L'impératif sur le bien à faire implique le refus de ce qui lui est contraire, le péché. Saint Paul en recommandant de devenir des pierres vivantes de l'Église veut nous mettre en garde contre le danger de glisser vers la possibilité de devenir des pierres mortes. Saint Pierre dans sa première lettre d'emprunte éclésiologique, nous invite à rester unis au Christ en ces mots: "Approchez-vous de lui, la pierre vivante, rejetée par les hommes, mais choisie, précieuse auprès de Dieu. Vous-mêmes, comme pierres vivantes prêtez-vous à l'édification d'un édifice spirituel, pour un sacerdoce saint, en vue d'offrir des sacrifices soirituels, agréables à Dieu par Jésus Christ"(1P2,4-5).
Comment devenir des pierres mortes au lieu d'être des pierres vivantes? La pierre est morte quand elle s'écarte de l'édifice. Sur le plan moral, la pierre est dite morte quand l'homme choisit le vice au lieu de la vertu. La vertu est significative dans sa racine étymologique. En grec, la vertu vient de la parole "andreia" qui signifie la force. En latin, vertu vient de la parole "vir", qui signifie virilité, force spirituelle. La couleur verte tire aussi son origine dans ce mot latin "vir". Qui est privé de la vertu est comme un arbre mort, sans vie, par là sans sève et sans verdeur.
Sur le plan de notre vocation à la vie surnaturelle, qui veut dire l'appel à la sainteté, notre vie devient comme une pierre morte ou un arbre mort, si elle exclut les vertus théologales de la foi, de l'espérance et de la charité, si elle s'écarte de la communion avec les frères. Dans cette perspective de perversion, la vie est condamnée à la destruction. Cette lecture nous interpelle à former l'unité autour du Christ, lui qui est en même temps la pierre de fondation(lapis fundamentalis) et la pierre d'angle (lapis angularis), rejetée par les bâtisseurs, sans laquelle toute la construction tombe en ruine.
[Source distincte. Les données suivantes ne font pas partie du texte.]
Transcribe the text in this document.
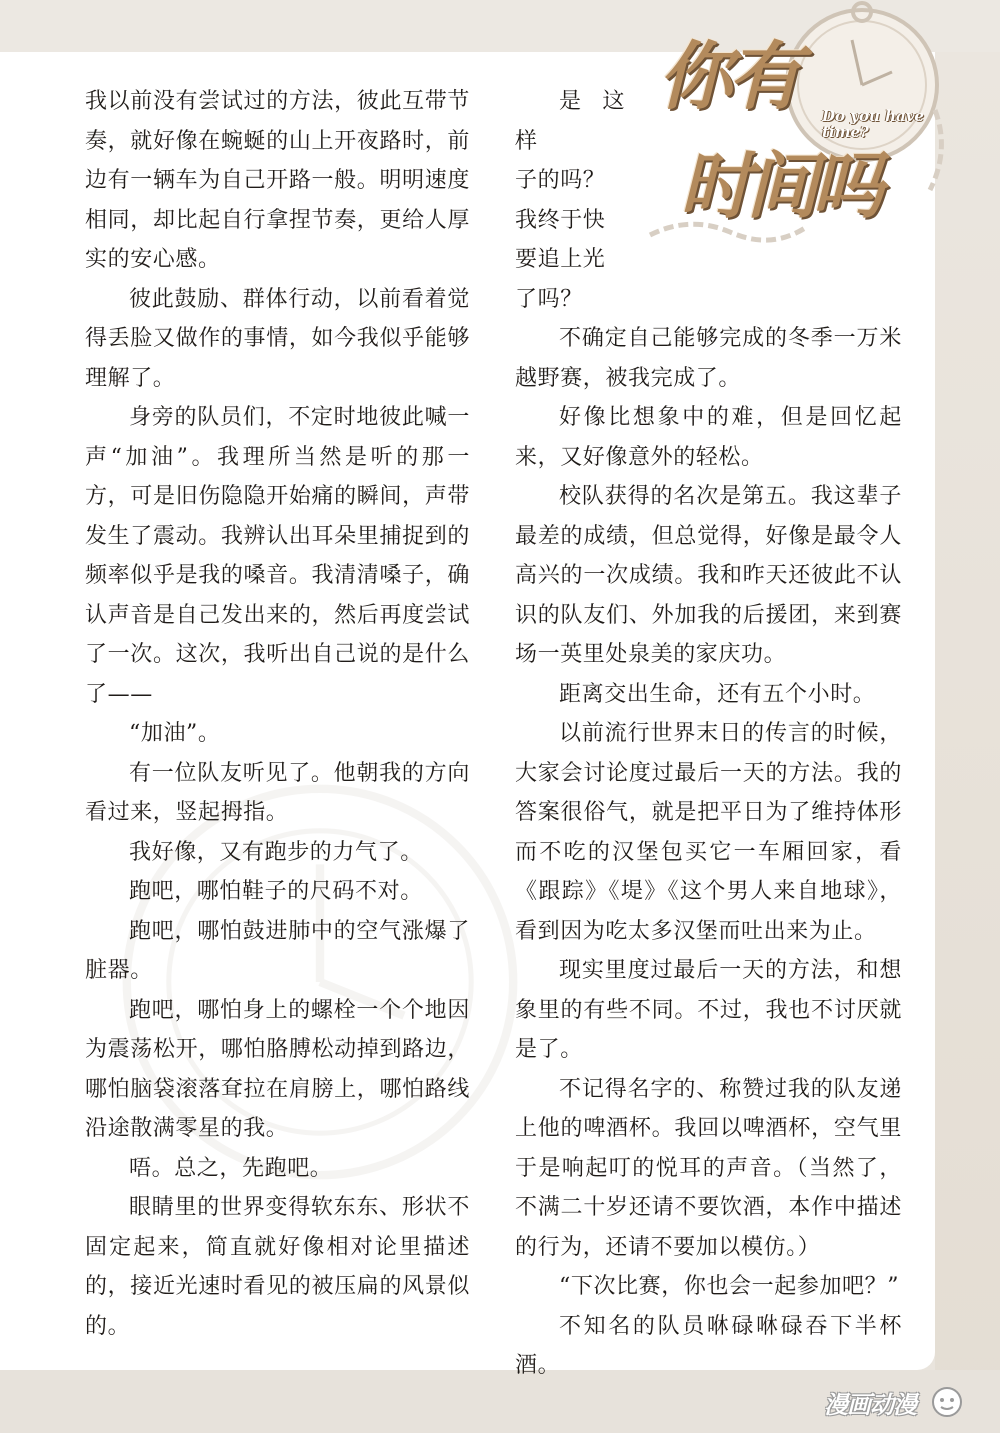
你有
时间吗
Do you have time?

我以前没有尝试过的方法，彼此互带节奏，就好像在蜿蜒的山上开夜路时，前边有一辆车为自己开路一般。明明速度相同，却比起自行拿捏节奏，更给人厚实的安心感。

彼此鼓励、群体行动，以前看着觉得丢脸又做作的事情，如今我似乎能够理解了。

身旁的队员们，不定时地彼此喊一声“加油”。我理所当然是听的那一方，可是旧伤隐隐开始痛的瞬间，声带发生了震动。我辨认出耳朵里捕捉到的频率似乎是我的嗓音。我清清嗓子，确认声音是自己发出来的，然后再度尝试了一次。这次，我听出自己说的是什么了——

“加油”。

有一位队友听见了。他朝我的方向看过来，竖起拇指。

我好像，又有跑步的力气了。

跑吧，哪怕鞋子的尺码不对。

跑吧，哪怕鼓进肺中的空气涨爆了脏器。

跑吧，哪怕身上的螺栓一个个地因为震荡松开，哪怕胳膊松动掉到路边，哪怕脑袋滚落耷拉在肩膀上，哪怕路线沿途散满零星的我。

唔。总之，先跑吧。

眼睛里的世界变得软东东、形状不固定起来，简直就好像相对论里描述的，接近光速时看见的被压扁的风景似的。

是这样

子的吗？

我终于快

要追上光

了吗？

不确定自己能够完成的冬季一万米越野赛，被我完成了。

好像比想象中的难，但是回忆起来，又好像意外的轻松。

校队获得的名次是第五。我这辈子最差的成绩，但总觉得，好像是最令人高兴的一次成绩。我和昨天还彼此不认识的队友们、外加我的后援团，来到赛场一英里处泉美的家庆功。

距离交出生命，还有五个小时。

以前流行世界末日的传言的时候，大家会讨论度过最后一天的方法。我的答案很俗气，就是把平日为了维持体形而不吃的汉堡包买它一车厢回家，看《跟踪》《堤》《这个男人来自地球》，看到因为吃太多汉堡而吐出来为止。

现实里度过最后一天的方法，和想象里的有些不同。不过，我也不讨厌就是了。

不记得名字的、称赞过我的队友递上他的啤酒杯。我回以啤酒杯，空气里于是响起叮的悦耳的声音。（当然了，不满二十岁还请不要饮酒，本作中描述的行为，还请不要加以模仿。）

“下次比赛，你也会一起参加吧？”

不知名的队员咻碌咻碌吞下半杯酒。

漫画动漫
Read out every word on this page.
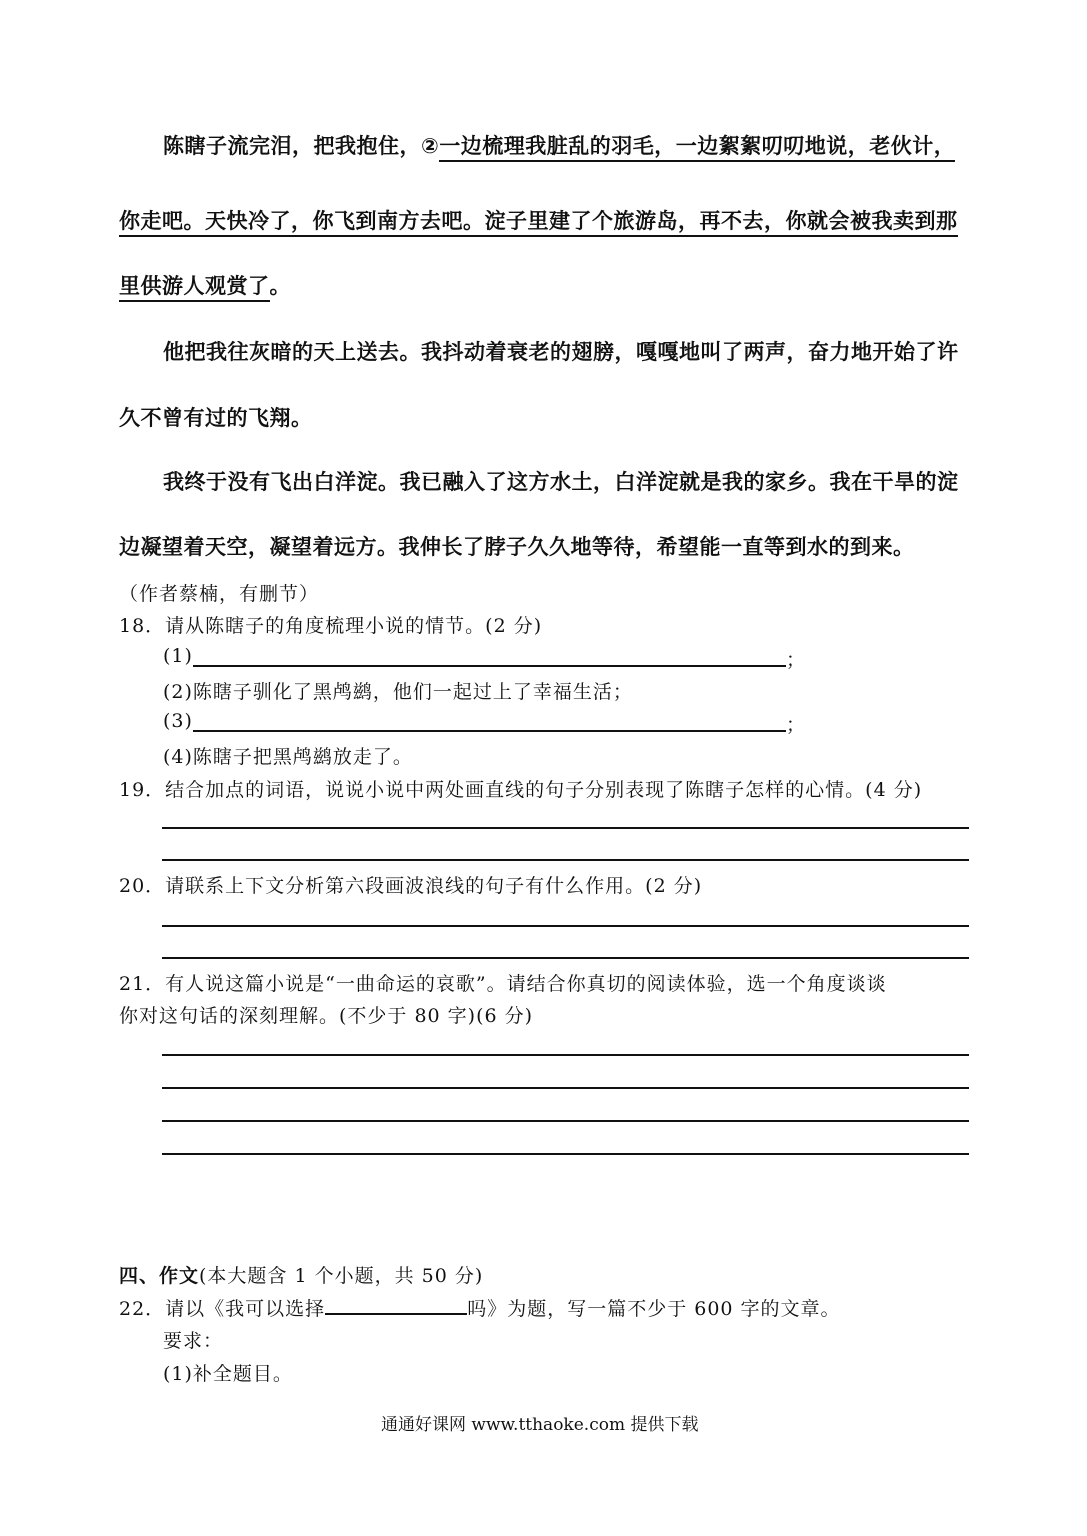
陈瞎子流完泪，把我抱住，②一边梳理我脏乱的羽毛，一边絮絮叨叨地说，老伙计，
你走吧。天快冷了，你飞到南方去吧。淀子里建了个旅游岛，再不去，你就会被我卖到那
里供游人观赏了。
他把我往灰暗的天上送去。我抖动着衰老的翅膀，嘎嘎地叫了两声，奋力地开始了许
久不曾有过的飞翔。
我终于没有飞出白洋淀。我已融入了这方水土，白洋淀就是我的家乡。我在干旱的淀
边凝望着天空，凝望着远方。我伸长了脖子久久地等待，希望能一直等到水的到来。
（作者蔡楠，有删节）
18．请从陈瞎子的角度梳理小说的情节。(2 分)
(1)	；
(2)陈瞎子驯化了黑鸬鹚，他们一起过上了幸福生活；
(3)	；
(4)陈瞎子把黑鸬鹚放走了。
19．结合加点的词语，说说小说中两处画直线的句子分别表现了陈瞎子怎样的心情。(4 分)
20．请联系上下文分析第六段画波浪线的句子有什么作用。(2 分)
21．有人说这篇小说是“一曲命运的哀歌”。请结合你真切的阅读体验，选一个角度谈谈
你对这句话的深刻理解。(不少于 80 字)(6 分)
四、作文(本大题含 1 个小题，共 50 分)
22．请以《我可以选择	吗》为题，写一篇不少于 600 字的文章。
要求：
(1)补全题目。
通通好课网 www.tthaoke.com 提供下载
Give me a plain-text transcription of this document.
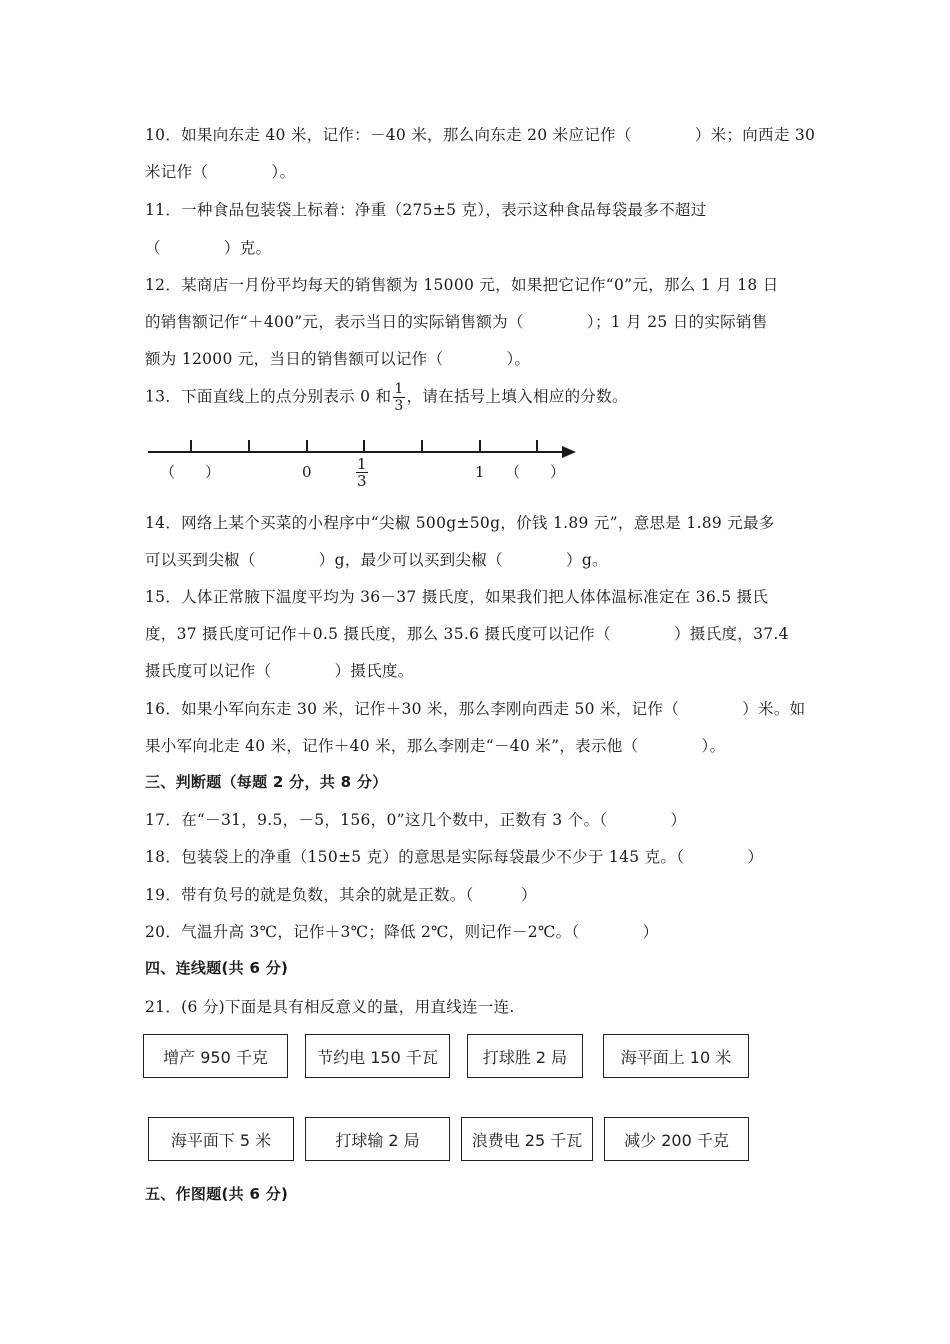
10．如果向东走 40 米，记作：－40 米，那么向东走 20 米应记作（　　　　）米；向西走 30
米记作（　　　　）。
11．一种食品包装袋上标着：净重（275±5 克），表示这种食品每袋最多不超过
（　　　　）克。
12．某商店一月份平均每天的销售额为 15000 元，如果把它记作“0”元，那么 1 月 18 日
的销售额记作“＋400”元，表示当日的实际销售额为（　　　　）；1 月 25 日的实际销售
额为 12000 元，当日的销售额可以记作（　　　　）。
13．下面直线上的点分别表示 0 和 $\frac{1}{3}$ ，请在括号上填入相应的分数。
（　　）	0	$\frac{1}{3}$	1 （　　）
14．网络上某个买菜的小程序中“尖椒 500g±50g，价钱 1.89 元”，意思是 1.89 元最多
可以买到尖椒（　　　　）g，最少可以买到尖椒（　　　　）g。
15．人体正常腋下温度平均为 36－37 摄氏度，如果我们把人体体温标准定在 36.5 摄氏
度，37 摄氏度可记作＋0.5 摄氏度，那么 35.6 摄氏度可以记作（　　　　）摄氏度，37.4
摄氏度可以记作（　　　　）摄氏度。
16．如果小军向东走 30 米，记作＋30 米，那么李刚向西走 50 米，记作（　　　　）米。如
果小军向北走 40 米，记作＋40 米，那么李刚走“－40 米”，表示他（　　　　）。
三、判断题（每题 2 分，共 8 分）
17．在“－31，9.5，－5，156，0”这几个数中，正数有 3 个。（　　　　）
18．包装袋上的净重（150±5 克）的意思是实际每袋最少不少于 145 克。（　　　　）
19．带有负号的就是负数，其余的就是正数。（　　　）
20．气温升高 3℃，记作＋3℃；降低 2℃，则记作－2℃。（　　　　）
四、连线题(共 6 分)
21．(6 分)下面是具有相反意义的量，用直线连一连.
增产 950 千克	节约电 150 千瓦	打球胜 2 局	海平面上 10 米
海平面下 5 米	打球输 2 局	浪费电 25 千瓦	减少 200 千克
五、作图题(共 6 分)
La pierre est vivante, si elle participe comme une cellule à la vitalisation de l'ensemble de l'organisme qu'est l'Église du Seigneur. Nos charismes sont multiformes. Mais si chacun conserve d'une manière égoïste son don comme un dû, on devient comme une pierre morte. Soyons donc des pierres vivantes qui participent à l'édification du Temple saint dont la pierre angulaire est le Christ.
4. PRIÈRE POUR LE DON DU TÉMOIGNAGE.
Seigneur Jésus Christ, premier-né d'entre les morts, Toi la pierre de fondation et la pierre d'angle, aide-nous à devenir des pierres vivantes dans ton Église.
Aie pitié de nous pécheurs chaque fois que nous nous servons de l'Église au lieu de la servir, comme les vendeurs du Temple.
Rends-nous fidèles à la prière, à la charité afin de devenir chaque jours des pierres vivantes et des témoins courageux de la foi dans notre monde qui tend à relativiser l'Absolu et à absolutiser le relatif comme les marchands dans le Temple.
En Toi nous croyons, nous espérons et nous aimons, Amen!
Bon Dimanche frères et soeurs dans le Christ.
Paix et joie dans nos coeurs et dans le monde.